Monday, October 28 | LAHEY ROOM 
Rachel Nethery, PhD
Assistant Professor, Biostatistics, Harvard T.H Chan School of Public Health

Causal Inference and Machine Learning Approaches for Evaluation of the Health Impacts of Large-Scale Air Quality Regulations
We develop a causal inference approach to estimate the number of adverse health events prevented by large-scale air quality regulations via changes in exposure to multiple pollutants. This approach is motivated by regulations that impact pollution levels in all areas within their purview. We introduce a causal estimand called the Total Events Avoided (TEA) by the regulation, defined as the difference in the expected number of health events under the no-regulation pollution exposures and the observed number of health events under the with-regulation pollution exposures.
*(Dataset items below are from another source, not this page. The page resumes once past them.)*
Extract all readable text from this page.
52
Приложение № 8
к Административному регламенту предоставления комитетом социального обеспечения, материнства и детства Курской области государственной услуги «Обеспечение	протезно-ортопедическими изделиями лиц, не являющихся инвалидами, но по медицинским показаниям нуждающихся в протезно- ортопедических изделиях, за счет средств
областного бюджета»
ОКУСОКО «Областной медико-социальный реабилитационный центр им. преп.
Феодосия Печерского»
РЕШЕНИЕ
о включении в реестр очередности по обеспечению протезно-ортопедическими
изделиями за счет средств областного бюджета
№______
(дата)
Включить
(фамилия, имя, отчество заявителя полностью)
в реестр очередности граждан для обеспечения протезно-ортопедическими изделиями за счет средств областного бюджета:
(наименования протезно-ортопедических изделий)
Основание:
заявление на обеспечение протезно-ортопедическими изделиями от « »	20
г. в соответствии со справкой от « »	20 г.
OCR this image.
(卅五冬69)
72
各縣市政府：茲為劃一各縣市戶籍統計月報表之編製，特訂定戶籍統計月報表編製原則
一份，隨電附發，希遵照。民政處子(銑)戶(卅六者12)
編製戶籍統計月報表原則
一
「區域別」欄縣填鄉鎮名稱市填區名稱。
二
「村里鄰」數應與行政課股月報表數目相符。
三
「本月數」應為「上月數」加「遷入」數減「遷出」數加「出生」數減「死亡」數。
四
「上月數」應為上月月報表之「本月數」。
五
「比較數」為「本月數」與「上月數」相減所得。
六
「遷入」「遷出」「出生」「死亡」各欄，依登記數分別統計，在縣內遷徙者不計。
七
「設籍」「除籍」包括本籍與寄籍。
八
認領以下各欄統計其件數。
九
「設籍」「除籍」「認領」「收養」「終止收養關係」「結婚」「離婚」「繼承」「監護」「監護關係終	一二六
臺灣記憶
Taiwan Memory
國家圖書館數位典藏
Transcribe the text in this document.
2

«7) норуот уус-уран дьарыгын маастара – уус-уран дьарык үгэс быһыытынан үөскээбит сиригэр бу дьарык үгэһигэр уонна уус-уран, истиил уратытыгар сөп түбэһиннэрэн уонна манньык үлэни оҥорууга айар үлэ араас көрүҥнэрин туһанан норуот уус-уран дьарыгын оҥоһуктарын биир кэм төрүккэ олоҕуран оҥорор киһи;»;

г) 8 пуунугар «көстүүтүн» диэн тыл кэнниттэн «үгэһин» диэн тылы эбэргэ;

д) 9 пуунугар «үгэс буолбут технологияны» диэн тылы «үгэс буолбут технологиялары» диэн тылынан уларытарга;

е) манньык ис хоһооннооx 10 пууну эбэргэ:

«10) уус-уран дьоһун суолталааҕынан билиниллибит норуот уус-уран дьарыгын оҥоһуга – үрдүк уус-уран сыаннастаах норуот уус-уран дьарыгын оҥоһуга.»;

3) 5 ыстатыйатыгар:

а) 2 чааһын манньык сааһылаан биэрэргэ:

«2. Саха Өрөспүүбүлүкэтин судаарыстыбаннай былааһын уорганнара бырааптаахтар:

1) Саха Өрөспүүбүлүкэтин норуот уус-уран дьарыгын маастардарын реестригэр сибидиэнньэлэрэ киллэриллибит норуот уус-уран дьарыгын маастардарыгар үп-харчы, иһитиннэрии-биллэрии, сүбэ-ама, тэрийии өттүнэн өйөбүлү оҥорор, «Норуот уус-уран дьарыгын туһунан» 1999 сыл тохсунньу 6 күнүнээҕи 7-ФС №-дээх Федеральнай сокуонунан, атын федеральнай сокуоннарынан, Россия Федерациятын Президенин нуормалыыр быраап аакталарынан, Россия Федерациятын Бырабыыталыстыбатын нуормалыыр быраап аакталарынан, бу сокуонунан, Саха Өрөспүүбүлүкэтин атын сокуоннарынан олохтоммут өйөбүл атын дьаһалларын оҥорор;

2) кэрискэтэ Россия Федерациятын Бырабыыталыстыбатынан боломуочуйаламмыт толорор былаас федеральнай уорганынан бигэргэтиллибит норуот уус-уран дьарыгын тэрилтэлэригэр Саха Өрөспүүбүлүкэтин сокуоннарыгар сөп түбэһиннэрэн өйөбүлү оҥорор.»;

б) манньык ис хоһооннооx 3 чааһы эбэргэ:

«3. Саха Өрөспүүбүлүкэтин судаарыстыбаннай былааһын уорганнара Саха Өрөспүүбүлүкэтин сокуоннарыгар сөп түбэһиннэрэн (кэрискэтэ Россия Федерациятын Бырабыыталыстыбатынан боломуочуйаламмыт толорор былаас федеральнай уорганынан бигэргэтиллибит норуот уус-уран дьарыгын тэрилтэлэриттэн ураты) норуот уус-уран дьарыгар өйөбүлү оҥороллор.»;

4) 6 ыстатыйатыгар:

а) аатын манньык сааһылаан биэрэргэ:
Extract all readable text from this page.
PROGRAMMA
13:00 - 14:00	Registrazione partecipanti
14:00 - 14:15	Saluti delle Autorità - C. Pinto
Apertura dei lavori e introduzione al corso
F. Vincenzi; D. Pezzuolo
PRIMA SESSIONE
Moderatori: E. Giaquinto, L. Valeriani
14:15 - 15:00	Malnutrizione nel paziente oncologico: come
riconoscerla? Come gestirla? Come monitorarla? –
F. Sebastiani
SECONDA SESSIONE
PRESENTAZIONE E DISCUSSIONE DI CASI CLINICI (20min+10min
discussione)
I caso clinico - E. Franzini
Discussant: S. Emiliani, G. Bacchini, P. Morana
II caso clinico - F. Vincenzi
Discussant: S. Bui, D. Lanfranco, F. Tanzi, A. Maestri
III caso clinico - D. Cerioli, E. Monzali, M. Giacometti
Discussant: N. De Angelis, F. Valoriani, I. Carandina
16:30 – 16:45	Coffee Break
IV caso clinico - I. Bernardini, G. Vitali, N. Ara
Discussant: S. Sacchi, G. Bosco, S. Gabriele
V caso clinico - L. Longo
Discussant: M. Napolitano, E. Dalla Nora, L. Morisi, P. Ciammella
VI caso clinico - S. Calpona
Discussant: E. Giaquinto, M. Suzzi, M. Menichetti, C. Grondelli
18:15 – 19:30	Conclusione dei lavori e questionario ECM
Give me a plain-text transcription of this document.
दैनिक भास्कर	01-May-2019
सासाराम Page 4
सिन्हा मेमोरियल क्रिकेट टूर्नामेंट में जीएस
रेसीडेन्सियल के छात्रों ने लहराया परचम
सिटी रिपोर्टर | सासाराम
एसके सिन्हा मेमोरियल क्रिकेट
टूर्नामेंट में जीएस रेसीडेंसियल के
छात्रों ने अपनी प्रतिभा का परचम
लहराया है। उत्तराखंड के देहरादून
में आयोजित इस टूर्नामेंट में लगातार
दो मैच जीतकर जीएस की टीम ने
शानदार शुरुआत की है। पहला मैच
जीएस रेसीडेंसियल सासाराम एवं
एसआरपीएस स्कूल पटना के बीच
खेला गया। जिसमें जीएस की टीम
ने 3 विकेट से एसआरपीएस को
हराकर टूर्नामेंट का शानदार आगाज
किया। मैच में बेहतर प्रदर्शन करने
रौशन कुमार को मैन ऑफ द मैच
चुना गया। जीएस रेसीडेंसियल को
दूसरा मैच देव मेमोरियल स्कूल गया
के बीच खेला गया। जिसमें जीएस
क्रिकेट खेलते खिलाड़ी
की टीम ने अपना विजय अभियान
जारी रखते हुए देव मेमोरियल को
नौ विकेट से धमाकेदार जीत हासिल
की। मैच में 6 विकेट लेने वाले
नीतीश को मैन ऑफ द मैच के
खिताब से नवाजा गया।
We propose a matching method and a machine learning method that leverage high-resolution, population-level pollution and health data to estimate the TEA. Our approach improves upon traditional methods for regulation health impact analyses by clarifying the causal identifying assumptions, utilizing population-level data, minimizing parametric assumptions, and considering the impacts of multiple pollutants simultaneously. To reduce model-dependence, the TEA estimate captures health impacts only for units in the data whose anticipated no-regulation features are within the support of the observed with-regulation data, thereby providing a conservative but data-driven assessment to complement traditional parametric approaches. We apply these methods to investigate the health impacts of the 1990 Clean Air Act Amendments in the US Medicare population.